When buying products to resell in the state of New Jersey, you can avoid paying sales tax on that purchase by presenting your New Jersey resale certificate.
Keep in mind that you should only use a resale certificate when you legitimately plan to resell, rent, or lease items or use them as parts or ingredients in products for resale. It’s not legal to use a resale certificate for items you plan to use yourself. (That’s even if those items are office supplies or other things you plan to use in the course of your business.)
Here’s what you need to know as a seller when using a New Jersey resale certificate, or if one of your customers presents a New Jersey resale certificate to you.
If you Wish to Use a New Jersey Resale Certificate
New Jersey has two separate resale certificates, here are the links to both:
- Form ST-3 Resale Certificate for in-state sellers.
- Form ST-3NR Resale Certificate for Non-New Jersey sellers.
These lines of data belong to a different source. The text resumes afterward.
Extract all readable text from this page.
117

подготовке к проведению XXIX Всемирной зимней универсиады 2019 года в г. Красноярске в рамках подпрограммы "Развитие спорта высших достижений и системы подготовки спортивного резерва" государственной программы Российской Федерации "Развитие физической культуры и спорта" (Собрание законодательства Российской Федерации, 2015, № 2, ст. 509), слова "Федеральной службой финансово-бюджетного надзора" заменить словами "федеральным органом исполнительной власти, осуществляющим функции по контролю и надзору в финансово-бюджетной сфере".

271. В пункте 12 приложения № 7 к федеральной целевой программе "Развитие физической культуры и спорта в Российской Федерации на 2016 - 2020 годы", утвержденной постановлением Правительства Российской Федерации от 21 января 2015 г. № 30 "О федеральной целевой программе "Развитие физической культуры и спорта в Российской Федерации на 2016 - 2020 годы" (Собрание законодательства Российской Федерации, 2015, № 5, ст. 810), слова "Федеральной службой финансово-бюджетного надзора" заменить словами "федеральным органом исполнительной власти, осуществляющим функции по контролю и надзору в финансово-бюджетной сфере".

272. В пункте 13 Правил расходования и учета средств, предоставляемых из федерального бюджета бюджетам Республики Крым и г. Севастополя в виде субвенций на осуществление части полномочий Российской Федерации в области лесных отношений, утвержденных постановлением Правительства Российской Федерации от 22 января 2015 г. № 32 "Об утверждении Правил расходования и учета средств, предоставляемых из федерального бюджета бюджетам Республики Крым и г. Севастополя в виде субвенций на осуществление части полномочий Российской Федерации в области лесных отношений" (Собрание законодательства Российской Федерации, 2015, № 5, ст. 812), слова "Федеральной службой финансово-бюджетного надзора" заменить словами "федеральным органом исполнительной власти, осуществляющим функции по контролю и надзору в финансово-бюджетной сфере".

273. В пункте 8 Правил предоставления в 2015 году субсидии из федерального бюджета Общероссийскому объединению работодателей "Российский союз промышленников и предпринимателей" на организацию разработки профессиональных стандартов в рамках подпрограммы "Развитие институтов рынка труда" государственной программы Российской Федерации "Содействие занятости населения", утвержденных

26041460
You’re allowed to use these certificates to buy inventory, raw materials, and services tax-free as long as the form is filled out completely and correctly and you genuinely intend to to sell, lease, or rent the items you are purchasing tax-free. Make sure you don’t skip this step! You can be held legally liable if you buy items tax free but don’t sell them. If you find yourself later unable to sell the items, you can remit New Jersey use taxes on the goods or services once they’re determined unsaleable to get off the hook.
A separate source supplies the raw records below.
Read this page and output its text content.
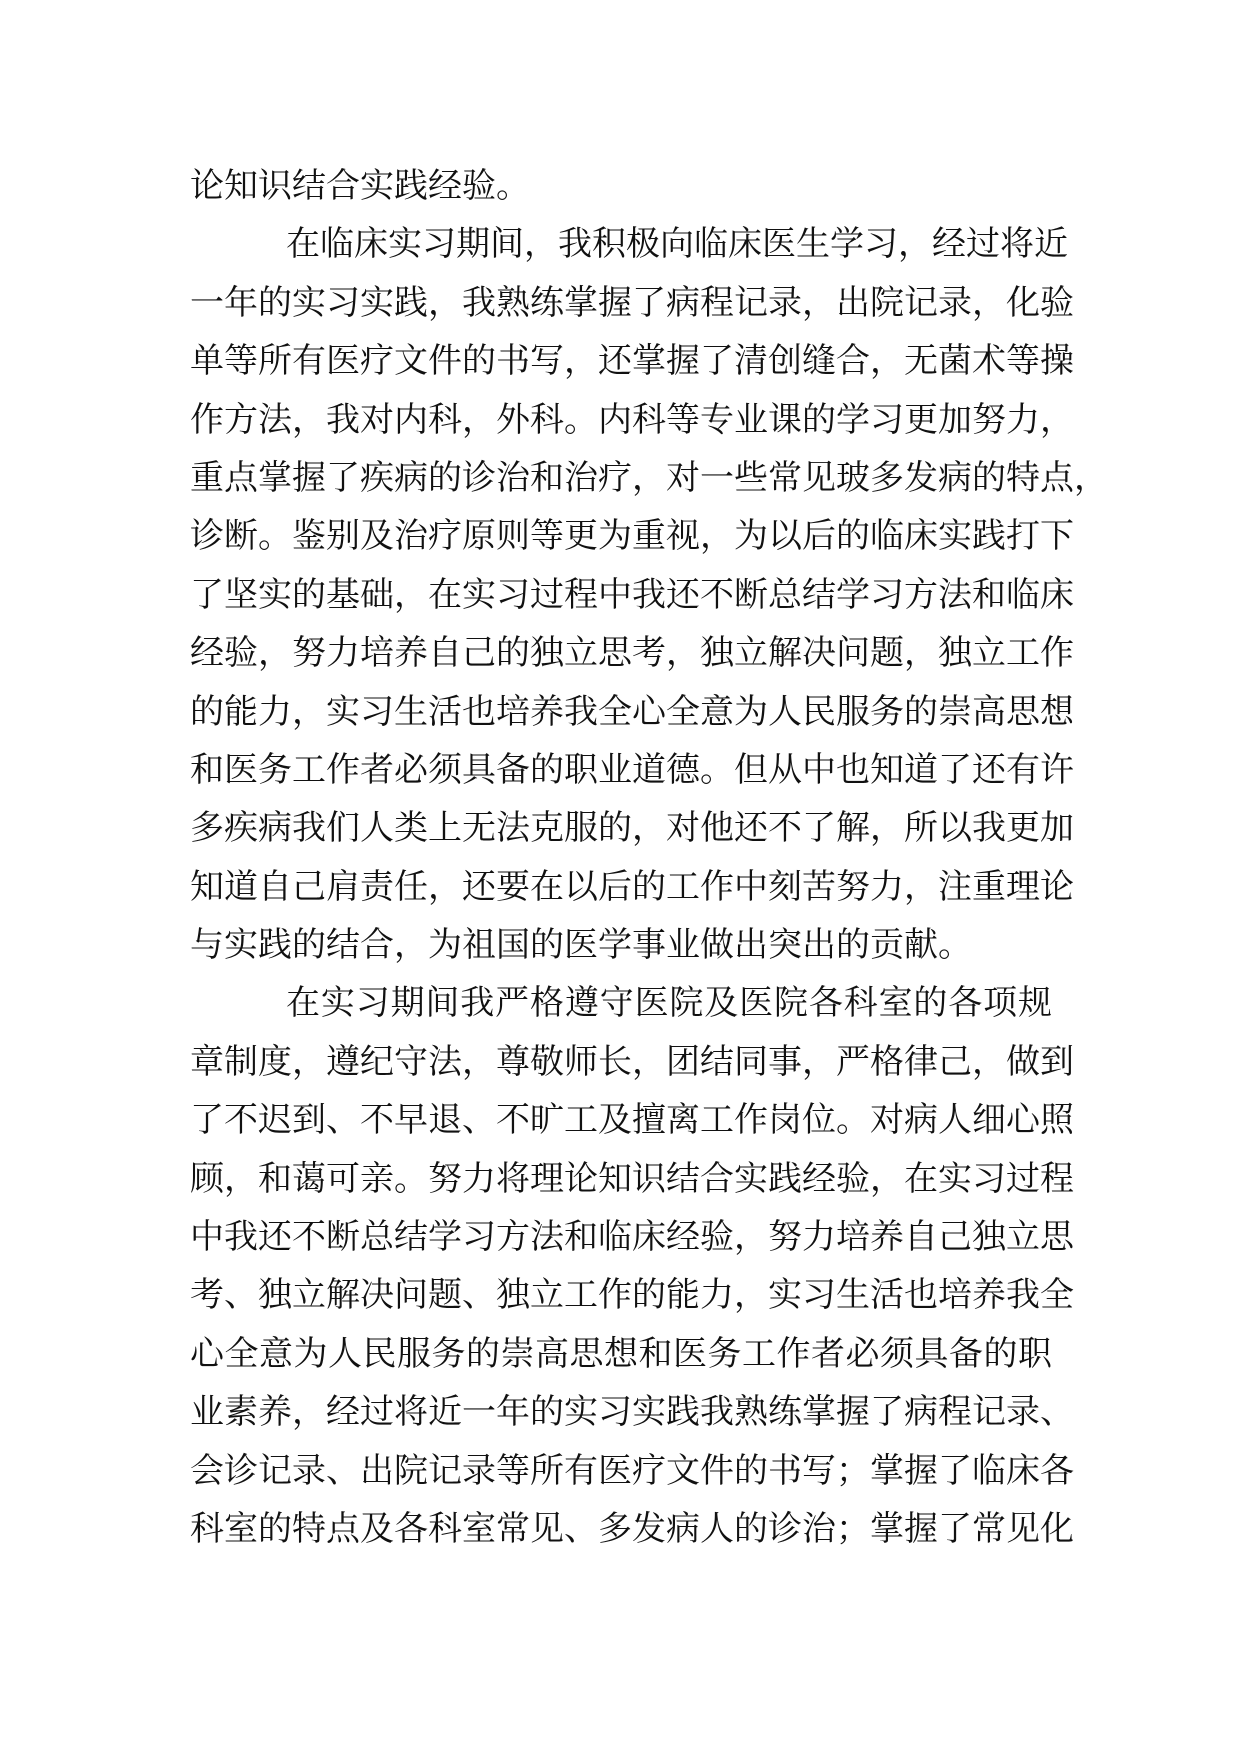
论知识结合实践经验。
在临床实习期间，我积极向临床医生学习，经过将近
一年的实习实践，我熟练掌握了病程记录，出院记录，化验
单等所有医疗文件的书写，还掌握了清创缝合，无菌术等操
作方法，我对内科，外科。内科等专业课的学习更加努力，
重点掌握了疾病的诊治和治疗，对一些常见玻多发病的特点，
诊断。鉴别及治疗原则等更为重视，为以后的临床实践打下
了坚实的基础，在实习过程中我还不断总结学习方法和临床
经验，努力培养自己的独立思考，独立解决问题，独立工作
的能力，实习生活也培养我全心全意为人民服务的崇高思想
和医务工作者必须具备的职业道德。但从中也知道了还有许
多疾病我们人类上无法克服的，对他还不了解，所以我更加
知道自己肩责任，还要在以后的工作中刻苦努力，注重理论
与实践的结合，为祖国的医学事业做出突出的贡献。
在实习期间我严格遵守医院及医院各科室的各项规
章制度，遵纪守法，尊敬师长，团结同事，严格律己，做到
了不迟到、不早退、不旷工及擅离工作岗位。对病人细心照
顾，和蔼可亲。努力将理论知识结合实践经验，在实习过程
中我还不断总结学习方法和临床经验，努力培养自己独立思
考、独立解决问题、独立工作的能力，实习生活也培养我全
心全意为人民服务的崇高思想和医务工作者必须具备的职
业素养，经过将近一年的实习实践我熟练掌握了病程记录、
会诊记录、出院记录等所有医疗文件的书写；掌握了临床各
科室的特点及各科室常见、多发病人的诊治；掌握了常见化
In general, New Jersey’s ST-3 resale certification requires the purchaser to provide their New Jersey tax identification number, but you can also provide a Federal Identification Number or an Out-of-State registration number when using the ST-3NR resale certificate.
You can find out more about New Jersey’s use of resale certificates by reading the NJ Department of Revenue’s Sales Tax Exemption Administration Bulletin S&U-6.
If You are Presented with a New Jersey Resale Certificate
You’re responsible for a few things when accepting a New Jersey resale certificate from a buyer. Failing to do any of these things and having a subsequent audit means that you’ll be the party on the hook for any fines and penalties. That said, the compliance steps are pretty easy.
- Make sure the resale certificate is fully completed – You’ll need to make sure the New Jersey resale certificate is properly completed and signed and includes the buyer’s New Jersey sales tax registration number. New Jersey retailers are also allowed to accept form ST-3NR from out-of-state sellers, and in this case make sure that the seller has provided their Federal Identification Number or their home state’s registration number.
- Verify it with the state – Here’s the link to check the validity of a New Jersey resale certificate and also make sure that your buyer’s sales tax registration number is valid and current. Here’s a handy guide to how you can verify retail sales certificates from every state.
- Don’t engage in fraud – This one’s kind of a no-brainer—I mean, “don’t participate in fraud” is pretty good business advice and something you’re probably well aware of, but we’re bringing it up here for our own due diligence. Colluding with a buyer to fraudulently make a sell without charging sales tax means you’ll be on the hook for fines, penalties, and maybe even worse things. Keep that in mind if a buyer ever gives you a resale certificate and asks you to look the other way!